Have something a little jazzier than yams and mashed potatoes in mind for your Thanksgiving sides? The classics definitely have their place at the table, but if you would like to step up your game and impress some guests, Stuffed Delicata Squash has a great wow factor without monopolizing your prep time.
Delicata is technically a winter squash, but it belongs to the same family as summer squash, so the skin softens as you cook it and is edible. Butternut squash gets all of the buzz this time of year, but why not go for something less cumbersome with no peeling required?

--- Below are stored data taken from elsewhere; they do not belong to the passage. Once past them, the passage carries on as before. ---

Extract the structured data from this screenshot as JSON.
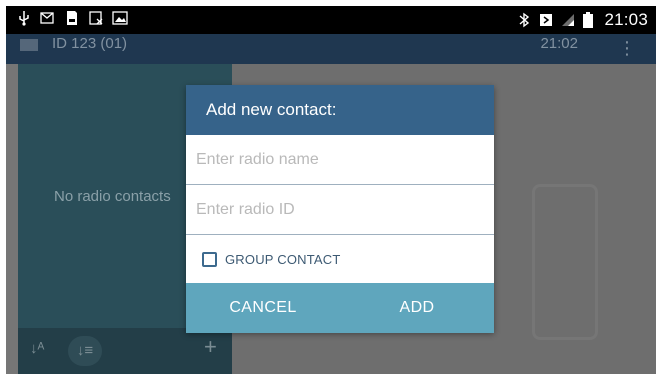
{
  "status_bar": {
    "left_icons": [
      "usb-icon",
      "mail-icon",
      "sd-card-icon",
      "no-sim-icon",
      "image-icon"
    ],
    "right_icons": [
      "bluetooth-icon",
      "nfc-icon",
      "signal-icon",
      "battery-icon"
    ],
    "time": "21:03"
  },
  "app_bar": {
    "title": "ID 123 (01)",
    "time": "21:02",
    "menu_icon": "overflow-menu-icon"
  },
  "contacts_panel": {
    "empty_text": "No radio contacts",
    "bottom_icons": [
      "sort-alpha-icon",
      "sort-numeric-icon",
      "add-icon"
    ],
    "add_glyph": "+"
  },
  "dialog": {
    "title": "Add new contact:",
    "name_placeholder": "Enter radio name",
    "id_placeholder": "Enter radio ID",
    "group_label": "GROUP CONTACT",
    "group_checked": false,
    "cancel_label": "CANCEL",
    "add_label": "ADD"
  },
  "colors": {
    "dialog_header": "#36638a",
    "dialog_buttons": "#5fa6bd",
    "left_panel": "#2a4e59"
  }
}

This squash tastes like a cross between sweet potato and pumpkin, and even though you could easily take this dish to the sweet side, there are plenty of Thanksgiving desserts that have that department covered. The Delicata squash makes a nice base flavor for a myriad of toppings, and once you scrape out the seeds you have the perfect natural little bowl for filling.
Stuffed Delicata Squash
• 2 Delicata squashes
• 1/4 cup (4 tablespoons) dry Harissa – or your favorite spice blend
• 1 small zucchini
• 6 strips of bacon
• 1 cup breadcrumbs
• 1/2 cup shredded Parmesan cheese
• Olive oil
1. Preheat oven to 400 degrees. Scrub the outside of the squash until it’s squeaky clean, since you will be eating the skin.
2. Cut the squash in half lengthwise, then use a metal spoon to scrape out the seeds until the inside cavity is smooth.
3. Set the squash in a roasting pan, skin side down (a cookie sheet works too, but is messier when it cooks). Brush the insides and cut edges with a coat of olive oil.
4. Sprinkle 1 tablespoon of Harissa across each individual squash half.
5. Chop the zucchini into thin coins and lay across the center of each squash. Sprinkle with a little breadcrumbs.
6. Chop the bacon and cover the zucchini, approximately 1 1/2 strips per squash half.
7. Cover the bacon with the rest of the breadcrumb mixture.
8. Cover the pan with foil, sealing the edges. This will help it cook faster. Roast in preheated oven for 25 minutes.
9. Uncover the pan and roast for another 20 minutes. Test with a fork. If the fork goes all the way to the skin easily, the squash is done. If there is a little resistance, cook for few more minutes and test again. Tip: If your squash has thin walls, check them a few minutes earlier.
10. Voilà – time to eat. Cut the stuffed squash into slices and serve hot.
This recipe is super versatile. Some of my favorite fillings are caramelized onions with
soyrizo and sunflower seeds, sausage and breadcrumbs, and the combo we used here; zucchini, bacon, and cheesy breadcrumbs. (Veg on veg, why not? Get crazy.)
Readers – Are you a squash lover too? What squash dishes will you be serving this Thanksgiving?